The Information Technology (IT) industry is set for a seismic shake up next spring from serial tech-disruptors Multiven.
With an established pedigree for innovation, Multiven, which was founded by technology visionary Peter Alfred-Adekeye, is poised to do it again with a significant move into blockchain and cryptocurrencies.
In February 2019, the company will launch the Multiven Open Marketplace (MOM), the world’s first blockchain-based, peer-to-peer marketplace for new, pre-owned and re-cycled computer and internet network hardware, software and services.
The MOM is set to end the $3 trillion monopoly on IT and communications hardware and software by developing a marketplace that will cut out middlemen, high fees and play a major role in slashing costs for businesses.
This is evidently needed because in 2016, UK and US businesses wasted more than $34 billion on unused or under-used software, while the average large enterprise wasted $7.40 million, according to an insight by TechRepublic.
Furthermore, IT wastage, be it software or hardware, is a major global issue not just because of the huge costs but also the ecological damage caused, as electronic goods such as used laptops, mobile phones and desktops are the fastest growing e-waste problem in the world according to a study by the United Nations University, which revealed 43 million tons of waste was generated in 2016.
The MOM will be a game-changer because it will curb waste and reduce business costs as it aims to have the equivalent impact that Amazon or Uber have had in the e-commerce and transportation sectors.
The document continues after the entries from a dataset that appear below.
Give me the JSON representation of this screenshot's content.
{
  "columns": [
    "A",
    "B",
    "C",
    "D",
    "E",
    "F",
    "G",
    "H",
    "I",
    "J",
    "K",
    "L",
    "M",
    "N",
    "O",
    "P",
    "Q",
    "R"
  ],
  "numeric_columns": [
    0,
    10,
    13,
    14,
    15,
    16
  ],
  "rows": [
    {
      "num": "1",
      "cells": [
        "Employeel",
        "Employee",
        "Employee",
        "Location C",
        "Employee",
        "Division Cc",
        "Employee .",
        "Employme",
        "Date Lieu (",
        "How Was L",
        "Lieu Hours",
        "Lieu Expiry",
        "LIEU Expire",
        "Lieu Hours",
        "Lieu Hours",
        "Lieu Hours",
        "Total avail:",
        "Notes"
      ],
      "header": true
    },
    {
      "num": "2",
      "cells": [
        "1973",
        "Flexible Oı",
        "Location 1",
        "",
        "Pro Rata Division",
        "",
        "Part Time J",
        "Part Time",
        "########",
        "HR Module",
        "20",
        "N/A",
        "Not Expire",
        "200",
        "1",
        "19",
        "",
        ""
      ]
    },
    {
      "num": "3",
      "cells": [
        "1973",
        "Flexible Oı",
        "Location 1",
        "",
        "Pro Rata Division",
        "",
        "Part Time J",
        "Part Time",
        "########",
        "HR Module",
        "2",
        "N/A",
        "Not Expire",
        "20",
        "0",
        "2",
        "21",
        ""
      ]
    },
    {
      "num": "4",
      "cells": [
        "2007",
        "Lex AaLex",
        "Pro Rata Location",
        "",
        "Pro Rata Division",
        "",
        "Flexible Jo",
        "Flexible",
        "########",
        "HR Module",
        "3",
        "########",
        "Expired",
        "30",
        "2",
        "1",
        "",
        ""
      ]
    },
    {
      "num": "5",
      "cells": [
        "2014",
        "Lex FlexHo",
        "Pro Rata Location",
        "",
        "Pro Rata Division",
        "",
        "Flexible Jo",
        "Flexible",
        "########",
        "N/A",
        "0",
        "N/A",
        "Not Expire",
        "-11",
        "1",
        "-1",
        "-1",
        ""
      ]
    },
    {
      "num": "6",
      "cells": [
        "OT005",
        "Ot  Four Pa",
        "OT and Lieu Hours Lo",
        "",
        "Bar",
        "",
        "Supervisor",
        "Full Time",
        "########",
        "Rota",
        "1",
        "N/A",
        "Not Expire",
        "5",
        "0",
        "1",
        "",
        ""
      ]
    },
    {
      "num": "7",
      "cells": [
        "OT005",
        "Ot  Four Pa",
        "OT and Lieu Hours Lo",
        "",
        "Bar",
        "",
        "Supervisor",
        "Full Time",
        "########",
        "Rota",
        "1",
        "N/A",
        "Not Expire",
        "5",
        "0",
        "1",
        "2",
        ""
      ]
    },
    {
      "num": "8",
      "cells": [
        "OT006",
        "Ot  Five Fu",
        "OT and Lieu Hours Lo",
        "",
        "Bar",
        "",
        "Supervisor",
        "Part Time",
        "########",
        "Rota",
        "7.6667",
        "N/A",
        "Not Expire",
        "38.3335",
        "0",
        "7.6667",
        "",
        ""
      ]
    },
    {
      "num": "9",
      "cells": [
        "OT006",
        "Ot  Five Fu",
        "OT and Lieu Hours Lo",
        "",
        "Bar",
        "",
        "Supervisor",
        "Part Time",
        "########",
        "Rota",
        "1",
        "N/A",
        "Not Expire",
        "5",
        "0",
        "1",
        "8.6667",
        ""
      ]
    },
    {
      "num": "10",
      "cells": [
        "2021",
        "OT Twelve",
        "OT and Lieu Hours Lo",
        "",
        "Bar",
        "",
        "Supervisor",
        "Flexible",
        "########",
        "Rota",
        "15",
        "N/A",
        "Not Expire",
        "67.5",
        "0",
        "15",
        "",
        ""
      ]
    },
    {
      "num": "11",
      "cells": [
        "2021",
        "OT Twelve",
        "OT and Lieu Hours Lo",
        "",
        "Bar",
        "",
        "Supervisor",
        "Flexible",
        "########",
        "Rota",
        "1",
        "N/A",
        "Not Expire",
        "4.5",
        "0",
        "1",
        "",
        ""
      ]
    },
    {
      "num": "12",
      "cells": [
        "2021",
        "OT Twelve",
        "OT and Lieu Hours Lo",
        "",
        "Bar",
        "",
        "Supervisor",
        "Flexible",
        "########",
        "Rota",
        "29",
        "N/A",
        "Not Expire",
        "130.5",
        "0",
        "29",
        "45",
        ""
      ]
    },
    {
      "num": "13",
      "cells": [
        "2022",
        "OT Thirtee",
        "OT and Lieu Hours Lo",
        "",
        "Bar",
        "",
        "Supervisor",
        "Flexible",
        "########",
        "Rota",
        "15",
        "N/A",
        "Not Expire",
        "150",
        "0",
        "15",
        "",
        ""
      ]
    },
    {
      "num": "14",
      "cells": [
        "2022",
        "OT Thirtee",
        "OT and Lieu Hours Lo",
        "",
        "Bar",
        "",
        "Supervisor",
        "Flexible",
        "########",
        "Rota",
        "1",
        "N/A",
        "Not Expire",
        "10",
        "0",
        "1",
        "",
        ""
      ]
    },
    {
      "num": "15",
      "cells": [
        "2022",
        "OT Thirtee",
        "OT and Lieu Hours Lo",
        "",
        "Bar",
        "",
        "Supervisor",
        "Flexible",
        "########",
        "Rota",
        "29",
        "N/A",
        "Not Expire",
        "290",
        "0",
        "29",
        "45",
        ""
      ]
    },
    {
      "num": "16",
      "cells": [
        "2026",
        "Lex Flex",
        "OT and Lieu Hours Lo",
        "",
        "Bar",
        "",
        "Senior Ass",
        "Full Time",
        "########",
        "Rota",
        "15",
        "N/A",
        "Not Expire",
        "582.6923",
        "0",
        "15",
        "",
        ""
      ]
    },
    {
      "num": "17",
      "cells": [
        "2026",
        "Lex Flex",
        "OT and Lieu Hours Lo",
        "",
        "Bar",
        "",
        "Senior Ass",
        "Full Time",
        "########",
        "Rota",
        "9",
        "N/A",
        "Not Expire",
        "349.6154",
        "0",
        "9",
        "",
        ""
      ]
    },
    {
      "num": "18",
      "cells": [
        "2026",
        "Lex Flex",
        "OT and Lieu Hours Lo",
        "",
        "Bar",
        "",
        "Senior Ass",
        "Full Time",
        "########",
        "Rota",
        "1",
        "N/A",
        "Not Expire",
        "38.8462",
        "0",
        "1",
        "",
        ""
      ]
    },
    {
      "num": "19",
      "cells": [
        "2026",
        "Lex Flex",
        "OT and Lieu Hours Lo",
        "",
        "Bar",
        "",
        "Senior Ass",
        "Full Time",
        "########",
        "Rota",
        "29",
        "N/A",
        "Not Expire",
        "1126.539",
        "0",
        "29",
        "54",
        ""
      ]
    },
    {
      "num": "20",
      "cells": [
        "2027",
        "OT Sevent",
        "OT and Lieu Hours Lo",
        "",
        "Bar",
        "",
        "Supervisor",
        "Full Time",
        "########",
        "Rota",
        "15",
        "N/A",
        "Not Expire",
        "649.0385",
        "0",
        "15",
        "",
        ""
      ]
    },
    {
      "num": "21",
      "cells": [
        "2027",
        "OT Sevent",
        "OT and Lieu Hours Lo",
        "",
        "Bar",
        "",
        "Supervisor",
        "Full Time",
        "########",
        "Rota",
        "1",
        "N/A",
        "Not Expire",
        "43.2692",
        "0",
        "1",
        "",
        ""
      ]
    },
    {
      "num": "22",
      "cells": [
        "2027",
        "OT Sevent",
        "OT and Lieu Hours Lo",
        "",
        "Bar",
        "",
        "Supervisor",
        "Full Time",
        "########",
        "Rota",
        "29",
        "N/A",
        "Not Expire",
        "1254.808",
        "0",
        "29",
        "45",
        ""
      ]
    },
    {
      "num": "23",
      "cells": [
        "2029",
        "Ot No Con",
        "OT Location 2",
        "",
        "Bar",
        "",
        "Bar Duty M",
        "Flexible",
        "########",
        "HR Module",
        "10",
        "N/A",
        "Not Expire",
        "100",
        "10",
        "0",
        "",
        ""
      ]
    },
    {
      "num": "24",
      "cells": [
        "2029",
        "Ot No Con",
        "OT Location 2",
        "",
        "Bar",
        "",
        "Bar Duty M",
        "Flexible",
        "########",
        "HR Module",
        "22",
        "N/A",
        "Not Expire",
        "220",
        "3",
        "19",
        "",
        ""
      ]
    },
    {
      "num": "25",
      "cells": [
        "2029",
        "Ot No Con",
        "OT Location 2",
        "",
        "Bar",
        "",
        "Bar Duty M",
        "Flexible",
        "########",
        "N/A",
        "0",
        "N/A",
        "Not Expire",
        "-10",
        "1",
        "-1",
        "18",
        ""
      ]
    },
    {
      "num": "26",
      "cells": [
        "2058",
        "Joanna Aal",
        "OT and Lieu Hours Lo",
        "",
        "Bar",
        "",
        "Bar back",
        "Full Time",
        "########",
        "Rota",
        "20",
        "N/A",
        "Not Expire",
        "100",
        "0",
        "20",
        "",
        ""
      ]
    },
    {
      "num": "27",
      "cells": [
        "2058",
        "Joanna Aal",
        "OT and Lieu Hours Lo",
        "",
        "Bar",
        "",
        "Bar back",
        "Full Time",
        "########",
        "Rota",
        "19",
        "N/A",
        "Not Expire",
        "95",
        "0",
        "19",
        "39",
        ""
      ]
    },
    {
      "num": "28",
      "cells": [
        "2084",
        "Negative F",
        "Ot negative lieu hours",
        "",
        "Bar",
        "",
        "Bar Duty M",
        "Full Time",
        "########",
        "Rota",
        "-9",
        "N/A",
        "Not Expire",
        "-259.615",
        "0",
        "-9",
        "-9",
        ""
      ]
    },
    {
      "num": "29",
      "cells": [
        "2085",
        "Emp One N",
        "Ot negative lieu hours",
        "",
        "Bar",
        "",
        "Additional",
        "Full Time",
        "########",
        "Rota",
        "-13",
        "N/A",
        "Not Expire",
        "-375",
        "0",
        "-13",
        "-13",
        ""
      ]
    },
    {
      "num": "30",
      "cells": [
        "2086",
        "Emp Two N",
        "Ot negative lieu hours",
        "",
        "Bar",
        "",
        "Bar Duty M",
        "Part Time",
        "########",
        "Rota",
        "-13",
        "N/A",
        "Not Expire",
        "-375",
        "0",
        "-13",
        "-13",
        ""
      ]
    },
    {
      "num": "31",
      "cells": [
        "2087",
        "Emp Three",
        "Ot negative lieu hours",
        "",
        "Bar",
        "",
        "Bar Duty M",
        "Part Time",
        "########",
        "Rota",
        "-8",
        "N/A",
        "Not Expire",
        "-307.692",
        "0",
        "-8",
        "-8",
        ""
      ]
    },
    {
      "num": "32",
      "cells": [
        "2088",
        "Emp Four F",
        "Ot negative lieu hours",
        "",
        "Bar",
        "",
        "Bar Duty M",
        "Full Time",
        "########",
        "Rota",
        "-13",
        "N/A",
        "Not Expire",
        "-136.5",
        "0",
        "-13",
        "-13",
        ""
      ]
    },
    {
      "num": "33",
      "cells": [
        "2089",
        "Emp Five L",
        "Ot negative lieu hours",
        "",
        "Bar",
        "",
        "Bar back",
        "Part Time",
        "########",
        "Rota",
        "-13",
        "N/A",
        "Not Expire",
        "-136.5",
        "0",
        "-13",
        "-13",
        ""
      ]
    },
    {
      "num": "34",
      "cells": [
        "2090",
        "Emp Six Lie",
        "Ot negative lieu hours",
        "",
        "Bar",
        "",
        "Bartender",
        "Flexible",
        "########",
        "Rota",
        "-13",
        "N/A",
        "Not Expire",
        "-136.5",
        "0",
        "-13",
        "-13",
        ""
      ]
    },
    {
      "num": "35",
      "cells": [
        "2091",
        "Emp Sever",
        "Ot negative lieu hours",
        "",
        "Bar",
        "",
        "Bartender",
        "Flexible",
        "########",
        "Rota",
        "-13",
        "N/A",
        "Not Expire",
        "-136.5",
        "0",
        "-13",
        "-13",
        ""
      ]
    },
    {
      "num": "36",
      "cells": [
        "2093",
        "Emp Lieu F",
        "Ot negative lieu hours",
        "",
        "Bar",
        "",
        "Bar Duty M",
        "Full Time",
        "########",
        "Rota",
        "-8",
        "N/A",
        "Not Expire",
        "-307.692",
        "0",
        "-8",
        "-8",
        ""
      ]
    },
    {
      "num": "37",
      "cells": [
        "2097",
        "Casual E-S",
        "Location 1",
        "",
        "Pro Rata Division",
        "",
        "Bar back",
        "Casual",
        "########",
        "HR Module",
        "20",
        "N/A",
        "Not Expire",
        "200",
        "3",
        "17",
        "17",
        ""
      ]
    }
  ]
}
“We want to deliver something that adds value to the world and helps more people achieve their ambitions without being slowed down by expensive IT hurdles,” said Alfred-Adekeye.
“We are combining the power of blockchain and the total clarity and security it brings with cryptocurrencies and smart contracts, to deliver a revolutionary way to do business.
“By delivering significant cost savings, along with improved efficiencies, such as instant net transaction payments, thus eliminating accounts receivable and invoicing, it will benefit companies of all sizes and individuals across the world. It will also have a major impact on green issues with less landfill and more items recycled.
“Our platform has already attracted interest from an exciting client list including IBM, AT&T, Verizon, Atos and SNCF. We expect MOM to go from strength to strength once it goes live, following our ICO in the spring of next year.”
Multiven has set up a dedicated office in Paris to manage the MOM, while it has a small, but significant, team of advisors guiding and influencing the project alongside Alfred-Adekeye and the Multiven staff. The advisors are Paul Scott, a fintech specialist and EMEA head at Blockchain Advisory Council; Jillian Godsil, crypto-journalist and one of the most influential women in blockchain and US-based Sean Brizendine, a Bitcoin and blockchain veteran.
Alfred-Adekeye has a talent for building teams and seeing the bigger picture. It is what defines Multiven and why it has been a leading player in the tech and IT market for more than a decade.
He and Multiven have already made an impact in revolutionising the IT industry, driven by Alfred-Adekeye’s determination to dismantle tech giant Cisco’s monopoly of the multi-billion-dollar internet network software maintenance services market. His legal battle with Cisco, which he won, is pivotal to Multiven’s success.
As a consequence of that legal victory, Multiven became the first, and still the only company in the world, to provide independent and decentralised software integrity maintenance and cyber-defence services for all the blockchain nodes and hardware that make up the world’s internet networks.
Multiven’s evolution also includes the 2007 creation of Pingsta, a decentralised collaborative platform, where 1,200 of the world’s leading internet experts, security researchers and cryptographers located across 55 countries, collaborate to share their knowledge and help make the internet work better and safer.
Amongst those early Pingsta experts was the late Hal Finney, a leading cryptographer, who was at the advent of cryptocurrencies and worked with Satoshi Nakamoto, the creator of Bitcoin. Finney also has the distinction of being the recipient of the first Bitcoin transaction.
Having the legendary Finney as part of the Multiven story, is an example of the company’s pioneering characteristics.
This is exemplified not just by the MOM and the development of Pingsta but also through another of its subsidiaries – mySolvr – an artificial intelligence engine that has been gleaning knowledge from Pingsta’s experts over the past 10 years, with the long-term goal of using it to predictively self-heal the internet, without human-intervention.
Multiven has also recently developed Multiven B-Fence, an early-warning threat alert system and cyber-defence platform that protects Bitcoin nodes and the routers that connect them to other nodes, against cyberattacks.